Questi non regalano soldi al Paese, ma glieli prestano a tassi bassissimi, oggi fra l’1 e il 2%. Se questi tassi salgono oltre il 3% l’Italia fallisce. Ma la Germania, gli Usa, la Francia e gli altri “nemici” dell’Italia cercano di tenere i tassi sul debito italiano bassi per salvarla, mentre tanti politici a Roma non solo non sanno cosa fare, ma non sanno nemmeno cosa dire.
C’è qualcun altro al mondo che ha la forza e la voglia di accollarsi gli oltre 2mila miliardi di debito italiano? Per di più prestandocelo quasi gratis, cioè cosa che col tempo significa un regalo all’Italia?
È vero che la Cina possiede oltre mille miliardi di debito americano, ma quella è in sostanza una partita di giro: la Cina ha prestato soldi all’America che poi ha usato quei fondi per finanziare il suo deficit commerciale nei confronti della Cina stessa, nell’ordine di circa 500 miliardi all’anno. In Italia semplicemente non ci sono i numeri per mettere in piedi un tale scambio.
La Cina forse potrebbe comprare mille miliardi di debito pubblico italiano, ma l’Italia non potrebbe mai reggere un deficit commerciale con la Cina di quasi il 30% del Pil italiano.
D’altro canto da Ue o America non c’è uno sforzo di informazione che racconti all’Italia e al mondo la situazione attuale del continente. Ciò anche perché ragionevolmente tutti sono concentrati sulle loro questioni di casa.
Quindi l’Italia è tornata terreno di scontro geopolitico, testimoniato dall’attivismo russo e cinese in Italia e dalla copertura mediatica che viene loro assegnata dall’Italia stessa.
I disegni strategici però sono diversi. La Russia vuole spaccare o almeno indebolire la Ue, che di fatto la contiene entro confini che le stanno stretti. In ciò l’Italia, oggi come durante la guerra fredda, è preziosa.
La Cina invece ha programmi diversi. Essa vuole prendere una base forte in Ue e rafforzare la Ue come contrappeso strategico per Usa e Russia.
In questo contesto forse andrebbero viste le misure che anche Draghi prospetta.
Eurobond o Mes sono in ogni caso impossibili senza drastiche e radicali riforme del sistema politico-economico italiano. Non è tanto l’assunzione del debito pregresso, è l’alea del debito futuro. Se la Germania e i paesi nordici regalano i propri sacrifici all’Italia senza garanzie sufficienti, ciò aizzerà i peggiori sentimenti neofascisti e anti-italiani in quei paesi e la storia dovrebbe ricordarci che non sono mai stati di aiuto per l’Italia.
Quindi le riforme strutturali in Italia e le garanzie richieste dalla Germania sono un’assicurazione per l’interno e l’esterno. L’Italia è infatti inaffidabile al quadrato: 1, perché il paese in vent’anni, dall’entrata nella moneta unica, non ha migliorato il rapporto debito/Pil come aveva promesso e come ha fatto per esempio la Germania; e 2, perché questo governo e questo parlamento appaiono deboli e inaffidabili.

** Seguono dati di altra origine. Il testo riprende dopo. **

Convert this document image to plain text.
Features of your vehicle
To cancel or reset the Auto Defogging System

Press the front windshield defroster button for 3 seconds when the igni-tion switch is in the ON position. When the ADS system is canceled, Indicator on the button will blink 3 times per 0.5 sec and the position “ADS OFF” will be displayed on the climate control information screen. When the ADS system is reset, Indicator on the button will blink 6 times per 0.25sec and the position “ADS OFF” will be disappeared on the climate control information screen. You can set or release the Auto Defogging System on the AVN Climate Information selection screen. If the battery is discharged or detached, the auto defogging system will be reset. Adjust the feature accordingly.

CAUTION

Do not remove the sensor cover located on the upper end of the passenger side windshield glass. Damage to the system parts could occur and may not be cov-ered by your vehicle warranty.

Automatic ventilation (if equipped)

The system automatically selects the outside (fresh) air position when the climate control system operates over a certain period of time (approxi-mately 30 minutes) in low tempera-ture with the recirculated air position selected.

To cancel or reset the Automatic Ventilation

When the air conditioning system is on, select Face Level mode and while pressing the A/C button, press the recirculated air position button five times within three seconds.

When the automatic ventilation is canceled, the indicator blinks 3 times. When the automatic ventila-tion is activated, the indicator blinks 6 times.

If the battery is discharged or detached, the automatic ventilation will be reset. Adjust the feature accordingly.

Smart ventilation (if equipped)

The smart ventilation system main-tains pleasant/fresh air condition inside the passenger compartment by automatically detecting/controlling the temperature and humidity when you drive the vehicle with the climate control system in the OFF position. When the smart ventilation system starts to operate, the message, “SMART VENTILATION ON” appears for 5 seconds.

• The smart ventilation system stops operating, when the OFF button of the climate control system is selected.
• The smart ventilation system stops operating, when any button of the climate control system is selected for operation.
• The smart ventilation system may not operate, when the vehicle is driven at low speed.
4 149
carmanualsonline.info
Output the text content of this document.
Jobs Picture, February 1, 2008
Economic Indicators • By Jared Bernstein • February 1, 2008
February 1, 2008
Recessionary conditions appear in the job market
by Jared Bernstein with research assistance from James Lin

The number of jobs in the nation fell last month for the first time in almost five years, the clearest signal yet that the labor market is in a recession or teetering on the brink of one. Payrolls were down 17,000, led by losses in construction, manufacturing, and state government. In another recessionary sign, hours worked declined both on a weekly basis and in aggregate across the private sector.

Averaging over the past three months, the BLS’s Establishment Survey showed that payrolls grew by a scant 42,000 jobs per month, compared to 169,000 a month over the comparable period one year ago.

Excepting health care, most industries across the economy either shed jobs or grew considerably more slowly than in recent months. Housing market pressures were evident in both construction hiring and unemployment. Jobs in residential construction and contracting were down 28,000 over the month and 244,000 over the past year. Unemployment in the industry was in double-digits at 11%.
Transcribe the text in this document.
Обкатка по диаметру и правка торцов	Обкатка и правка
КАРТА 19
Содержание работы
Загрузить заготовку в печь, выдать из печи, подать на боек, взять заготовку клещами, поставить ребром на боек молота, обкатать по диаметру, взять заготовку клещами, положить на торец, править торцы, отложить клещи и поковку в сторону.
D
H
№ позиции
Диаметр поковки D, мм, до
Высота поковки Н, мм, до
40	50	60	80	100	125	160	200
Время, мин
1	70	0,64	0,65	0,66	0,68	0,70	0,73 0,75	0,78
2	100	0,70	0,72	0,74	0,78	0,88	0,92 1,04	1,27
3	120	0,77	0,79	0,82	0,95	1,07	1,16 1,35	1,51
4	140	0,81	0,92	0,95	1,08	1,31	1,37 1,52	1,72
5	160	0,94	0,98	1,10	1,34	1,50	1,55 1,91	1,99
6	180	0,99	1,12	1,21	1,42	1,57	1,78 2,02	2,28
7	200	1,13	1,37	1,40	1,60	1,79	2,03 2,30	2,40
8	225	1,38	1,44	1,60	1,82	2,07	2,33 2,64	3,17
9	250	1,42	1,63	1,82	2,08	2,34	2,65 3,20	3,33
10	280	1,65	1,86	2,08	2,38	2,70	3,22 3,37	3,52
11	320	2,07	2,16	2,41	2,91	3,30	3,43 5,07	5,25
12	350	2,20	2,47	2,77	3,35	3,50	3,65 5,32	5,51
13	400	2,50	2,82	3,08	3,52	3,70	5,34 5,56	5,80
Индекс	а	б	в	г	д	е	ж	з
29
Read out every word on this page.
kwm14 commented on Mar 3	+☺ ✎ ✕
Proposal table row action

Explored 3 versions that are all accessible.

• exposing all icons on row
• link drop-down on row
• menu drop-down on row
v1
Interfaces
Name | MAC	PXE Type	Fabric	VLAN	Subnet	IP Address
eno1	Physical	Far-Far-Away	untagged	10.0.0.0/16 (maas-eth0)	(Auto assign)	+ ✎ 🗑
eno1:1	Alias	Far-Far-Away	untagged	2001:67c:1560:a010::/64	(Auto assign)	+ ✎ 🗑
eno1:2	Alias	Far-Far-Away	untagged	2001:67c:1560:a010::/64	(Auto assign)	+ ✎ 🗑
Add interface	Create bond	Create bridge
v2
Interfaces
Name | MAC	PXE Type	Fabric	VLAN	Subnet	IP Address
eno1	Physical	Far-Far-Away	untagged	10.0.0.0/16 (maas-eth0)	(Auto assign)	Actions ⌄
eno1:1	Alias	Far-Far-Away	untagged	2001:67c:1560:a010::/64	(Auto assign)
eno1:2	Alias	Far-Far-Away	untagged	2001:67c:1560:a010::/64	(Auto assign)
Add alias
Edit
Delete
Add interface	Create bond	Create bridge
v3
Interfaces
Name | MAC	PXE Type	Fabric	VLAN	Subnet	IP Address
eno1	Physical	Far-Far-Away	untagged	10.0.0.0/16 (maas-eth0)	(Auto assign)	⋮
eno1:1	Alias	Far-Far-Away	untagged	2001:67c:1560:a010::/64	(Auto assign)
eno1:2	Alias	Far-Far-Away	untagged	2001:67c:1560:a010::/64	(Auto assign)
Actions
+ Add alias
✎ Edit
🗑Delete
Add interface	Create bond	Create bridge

Del resto il sentimento è condiviso dagli italiani, i quali pur essendo i maggiori risparmiatori del mondo sono gli unici, tra i paesi sviluppati, che esportano i loro risparmi all’estero nell’ordine di 50-60 miliardi di euro all’anno.
In queste condizioni forse in Italia non si può aspettare, ma probabilmente si aspetterà perché il paese è in grande affanno e confusione per una malattia che ha messo oggi KO il suo cuore produttivo e intellettuale, Milano e la Lombardia.